We have a wonderful department, with a lot of young talented faculty in both teaching as well as research, and I am really excited to be moving forward with this team.
How has your teaching been at RU-N, especially with the pandemic?
My classes here have all been very rewarding to teach, despite challenges associated with being online for the entire year last year. It was hard for the students not to be able to discuss in-person and form study groups effectively, on top of dealing with all the various anxieties and insecurities outside the actual studying. One advantage of the online teaching, however, was that now I have a good, organized set of typed lecture notes for both the undergraduate and graduate quantum courses!
Tell us about your enthusiasm for organizing research conferences in your field.
We are very lucky to be in the field of density functional theory, where there is a really supportive culture that has propagated down from the pioneers of the field like John Perdew, Mel Levy, Hardy Gross. The atmosphere at workshops tends to be very open and warm, while not compromising the high level of science. Perhaps the interdisciplinary nature of the field helps this feeling that we can learn so much from each other—often the workshops are quite evenly split between physicists and chemists.

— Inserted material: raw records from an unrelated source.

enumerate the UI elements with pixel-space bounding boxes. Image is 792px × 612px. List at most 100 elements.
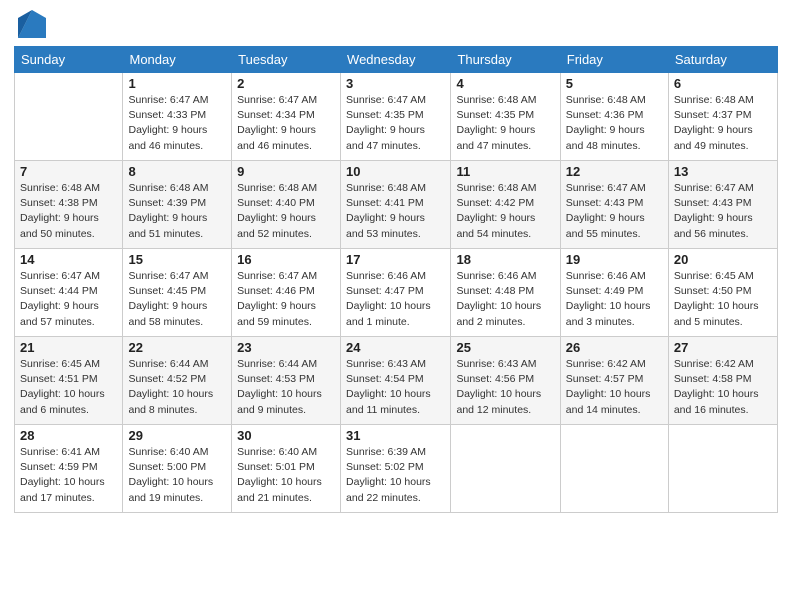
day-number: 1 bbox=[128, 76, 226, 91]
day-info: Sunrise: 6:44 AMSunset: 4:52 PMDaylight:… bbox=[128, 357, 226, 418]
calendar-cell: 15 Sunrise: 6:47 AMSunset: 4:45 PMDayligh… bbox=[123, 249, 232, 337]
day-number: 23 bbox=[237, 340, 335, 355]
weekday-header-monday: Monday bbox=[123, 47, 232, 73]
day-info: Sunrise: 6:46 AMSunset: 4:49 PMDaylight:… bbox=[566, 269, 663, 330]
calendar-cell: 1 Sunrise: 6:47 AMSunset: 4:33 PMDaylight… bbox=[123, 73, 232, 161]
day-info: Sunrise: 6:41 AMSunset: 4:59 PMDaylight:… bbox=[20, 445, 117, 506]
day-number: 13 bbox=[674, 164, 772, 179]
calendar-cell: 25Sunrise: 6:43 AMSunset: 4:56 PMDayligh… bbox=[451, 337, 560, 425]
day-number: 3 bbox=[346, 76, 445, 91]
day-number: 28 bbox=[20, 428, 117, 443]
day-number: 14 bbox=[20, 252, 117, 267]
calendar-cell: 7Sunrise: 6:48 AMSunset: 4:38 PMDaylight… bbox=[15, 161, 123, 249]
calendar-cell: 11 Sunrise: 6:48 AMSunset: 4:42 PMDayligh… bbox=[451, 161, 560, 249]
weekday-header-row: SundayMondayTuesdayWednesdayThursdayFrid… bbox=[15, 47, 778, 73]
calendar-cell: 22 Sunrise: 6:44 AMSunset: 4:52 PMDayligh… bbox=[123, 337, 232, 425]
calendar-cell: 21Sunrise: 6:45 AMSunset: 4:51 PMDayligh… bbox=[15, 337, 123, 425]
calendar-cell bbox=[668, 425, 777, 513]
day-info: Sunrise: 6:47 AMSunset: 4:33 PMDaylight:… bbox=[128, 93, 226, 154]
day-number: 10 bbox=[346, 164, 445, 179]
day-info: Sunrise: 6:47 AMSunset: 4:46 PMDaylight:… bbox=[237, 269, 335, 330]
calendar-cell: 17 Sunrise: 6:46 AMSunset: 4:47 PMDayligh… bbox=[341, 249, 451, 337]
logo bbox=[14, 10, 46, 38]
calendar-cell: 23 Sunrise: 6:44 AMSunset: 4:53 PMDayligh… bbox=[232, 337, 341, 425]
calendar-cell: 29Sunrise: 6:40 AMSunset: 5:00 PMDayligh… bbox=[123, 425, 232, 513]
day-number: 22 bbox=[128, 340, 226, 355]
calendar-cell: 13 Sunrise: 6:47 AMSunset: 4:43 PMDayligh… bbox=[668, 161, 777, 249]
week-row-4: 21Sunrise: 6:45 AMSunset: 4:51 PMDayligh… bbox=[15, 337, 778, 425]
calendar-cell bbox=[15, 73, 123, 161]
day-info: Sunrise: 6:43 AMSunset: 4:54 PMDaylight:… bbox=[346, 357, 445, 418]
day-info: Sunrise: 6:39 AMSunset: 5:02 PMDaylight:… bbox=[346, 445, 445, 506]
day-info: Sunrise: 6:47 AMSunset: 4:34 PMDaylight:… bbox=[237, 93, 335, 154]
calendar-cell: 14 Sunrise: 6:47 AMSunset: 4:44 PMDayligh… bbox=[15, 249, 123, 337]
day-number: 26 bbox=[566, 340, 663, 355]
calendar-cell: 31 Sunrise: 6:39 AMSunset: 5:02 PMDayligh… bbox=[341, 425, 451, 513]
day-number: 19 bbox=[566, 252, 663, 267]
calendar-cell: 10 Sunrise: 6:48 AMSunset: 4:41 PMDayligh… bbox=[341, 161, 451, 249]
calendar-cell: 28 Sunrise: 6:41 AMSunset: 4:59 PMDayligh… bbox=[15, 425, 123, 513]
weekday-header-wednesday: Wednesday bbox=[341, 47, 451, 73]
day-info: Sunrise: 6:42 AMSunset: 4:57 PMDaylight:… bbox=[566, 357, 663, 418]
weekday-header-friday: Friday bbox=[560, 47, 668, 73]
day-number: 12 bbox=[566, 164, 663, 179]
day-number: 21 bbox=[20, 340, 117, 355]
day-info: Sunrise: 6:48 AMSunset: 4:35 PMDaylight:… bbox=[456, 93, 554, 154]
day-number: 6 bbox=[674, 76, 772, 91]
week-row-3: 14 Sunrise: 6:47 AMSunset: 4:44 PMDayligh… bbox=[15, 249, 778, 337]
day-info: Sunrise: 6:45 AMSunset: 4:50 PMDaylight:… bbox=[674, 269, 772, 330]
day-info: Sunrise: 6:47 AMSunset: 4:35 PMDaylight:… bbox=[346, 93, 445, 154]
calendar-cell: 3 Sunrise: 6:47 AMSunset: 4:35 PMDaylight… bbox=[341, 73, 451, 161]
day-number: 15 bbox=[128, 252, 226, 267]
day-info: Sunrise: 6:47 AMSunset: 4:45 PMDaylight:… bbox=[128, 269, 226, 330]
calendar-table: SundayMondayTuesdayWednesdayThursdayFrid… bbox=[14, 46, 778, 513]
calendar-cell: 4Sunrise: 6:48 AMSunset: 4:35 PMDaylight… bbox=[451, 73, 560, 161]
day-number: 9 bbox=[237, 164, 335, 179]
day-info: Sunrise: 6:46 AMSunset: 4:47 PMDaylight:… bbox=[346, 269, 445, 330]
calendar-cell: 8 Sunrise: 6:48 AMSunset: 4:39 PMDaylight… bbox=[123, 161, 232, 249]
day-number: 29 bbox=[128, 428, 226, 443]
calendar-cell: 20 Sunrise: 6:45 AMSunset: 4:50 PMDayligh… bbox=[668, 249, 777, 337]
day-number: 8 bbox=[128, 164, 226, 179]
calendar-cell: 24 Sunrise: 6:43 AMSunset: 4:54 PMDayligh… bbox=[341, 337, 451, 425]
day-info: Sunrise: 6:48 AMSunset: 4:39 PMDaylight:… bbox=[128, 181, 226, 242]
day-number: 27 bbox=[674, 340, 772, 355]
day-info: Sunrise: 6:48 AMSunset: 4:41 PMDaylight:… bbox=[346, 181, 445, 242]
logo-icon bbox=[18, 10, 46, 38]
day-info: Sunrise: 6:47 AMSunset: 4:43 PMDaylight:… bbox=[566, 181, 663, 242]
day-number: 24 bbox=[346, 340, 445, 355]
day-number: 5 bbox=[566, 76, 663, 91]
calendar-cell: 30Sunrise: 6:40 AMSunset: 5:01 PMDayligh… bbox=[232, 425, 341, 513]
calendar-cell: 19 Sunrise: 6:46 AMSunset: 4:49 PMDayligh… bbox=[560, 249, 668, 337]
calendar-cell: 27 Sunrise: 6:42 AMSunset: 4:58 PMDayligh… bbox=[668, 337, 777, 425]
day-number: 25 bbox=[456, 340, 554, 355]
day-number: 20 bbox=[674, 252, 772, 267]
day-info: Sunrise: 6:44 AMSunset: 4:53 PMDaylight:… bbox=[237, 357, 335, 418]
calendar-cell: 16 Sunrise: 6:47 AMSunset: 4:46 PMDayligh… bbox=[232, 249, 341, 337]
day-number: 18 bbox=[456, 252, 554, 267]
day-info: Sunrise: 6:42 AMSunset: 4:58 PMDaylight:… bbox=[674, 357, 772, 418]
day-number: 30 bbox=[237, 428, 335, 443]
calendar-cell: 6 Sunrise: 6:48 AMSunset: 4:37 PMDaylight… bbox=[668, 73, 777, 161]
day-number: 31 bbox=[346, 428, 445, 443]
day-number: 16 bbox=[237, 252, 335, 267]
day-info: Sunrise: 6:47 AMSunset: 4:44 PMDaylight:… bbox=[20, 269, 117, 330]
day-number: 7 bbox=[20, 164, 117, 179]
calendar-cell: 9 Sunrise: 6:48 AMSunset: 4:40 PMDaylight… bbox=[232, 161, 341, 249]
day-info: Sunrise: 6:48 AMSunset: 4:42 PMDaylight:… bbox=[456, 181, 554, 242]
weekday-header-thursday: Thursday bbox=[451, 47, 560, 73]
day-info: Sunrise: 6:48 AMSunset: 4:40 PMDaylight:… bbox=[237, 181, 335, 242]
calendar-cell bbox=[560, 425, 668, 513]
day-info: Sunrise: 6:47 AMSunset: 4:43 PMDaylight:… bbox=[674, 181, 772, 242]
calendar-cell: 12 Sunrise: 6:47 AMSunset: 4:43 PMDayligh… bbox=[560, 161, 668, 249]
weekday-header-sunday: Sunday bbox=[15, 47, 123, 73]
day-number: 17 bbox=[346, 252, 445, 267]
week-row-2: 7Sunrise: 6:48 AMSunset: 4:38 PMDaylight… bbox=[15, 161, 778, 249]
calendar-cell: 5Sunrise: 6:48 AMSunset: 4:36 PMDaylight… bbox=[560, 73, 668, 161]
page-container: SundayMondayTuesdayWednesdayThursdayFrid… bbox=[0, 0, 792, 523]
calendar-cell: 18 Sunrise: 6:46 AMSunset: 4:48 PMDayligh… bbox=[451, 249, 560, 337]
day-info: Sunrise: 6:48 AMSunset: 4:37 PMDaylight:… bbox=[674, 93, 772, 154]
calendar-cell bbox=[451, 425, 560, 513]
day-info: Sunrise: 6:46 AMSunset: 4:48 PMDaylight:… bbox=[456, 269, 554, 330]
day-number: 11 bbox=[456, 164, 554, 179]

We do enjoy getting together at schools geared for students and postdocs, research workshops and the larger conferences, too.
Have you been able to keep this up during Covid?
Most recently an absolutely fantastic post-doc in my group, Lionel Lacombe, organized a Zoom Ph.D. Student Seminar Series on (TD)DFT theory development, where Ph.D. students around the world gave talks introduced by post-docs in the groups they were working in. This last year was challenging for Ph.D. students, as they had little opportunity to discuss their work with others, and meet and network with people in the field, so we wanted to have this series to connect young scientists globally who are working in this area. We were really excited to have great attendance during the summer months and will probably run this again next year, even if the pandemic subsides.
How are you feeling taking over as Chair of the Physics Department, and what are your plans in this new role?
It’s honestly a bit daunting to take over from Michele [Pavanello]. He was an amazing chair and did so much for the department, which has made my turn as chair much easier than would be otherwise. We have a wonderful department, with a lot of young talented faculty in both teaching as well as research, and I am really excited to be moving forward with this team. I hope to deepen and broaden the warm, lively and inclusive spirit in the department at all levels. I also hope to build ties with the Newark Public Schools, with activities such as a free drop-in tutoring program for their physics students with our excellent students as tutors, and perhaps something like a Saturday Morning Science Series.
RU-N and CUNY mirror each other in many ways but are also different. How has your transition been?
Yes, both RU-N and CUNY have similar missions and a similar student body. RU-N is smaller, so there are fewer Physics majors, but this can also have some advantages, in that we can get to know our students, staff and faculty well. I love the collegial feeling in this department, and the faculty are just wonderful to interact with. I am grateful for all the support from the administration, too, and the genuine and thoughtful efforts to do their best for our students to excel and to make a difference in the wider Newark community.
Thanks so much for sitting down with us.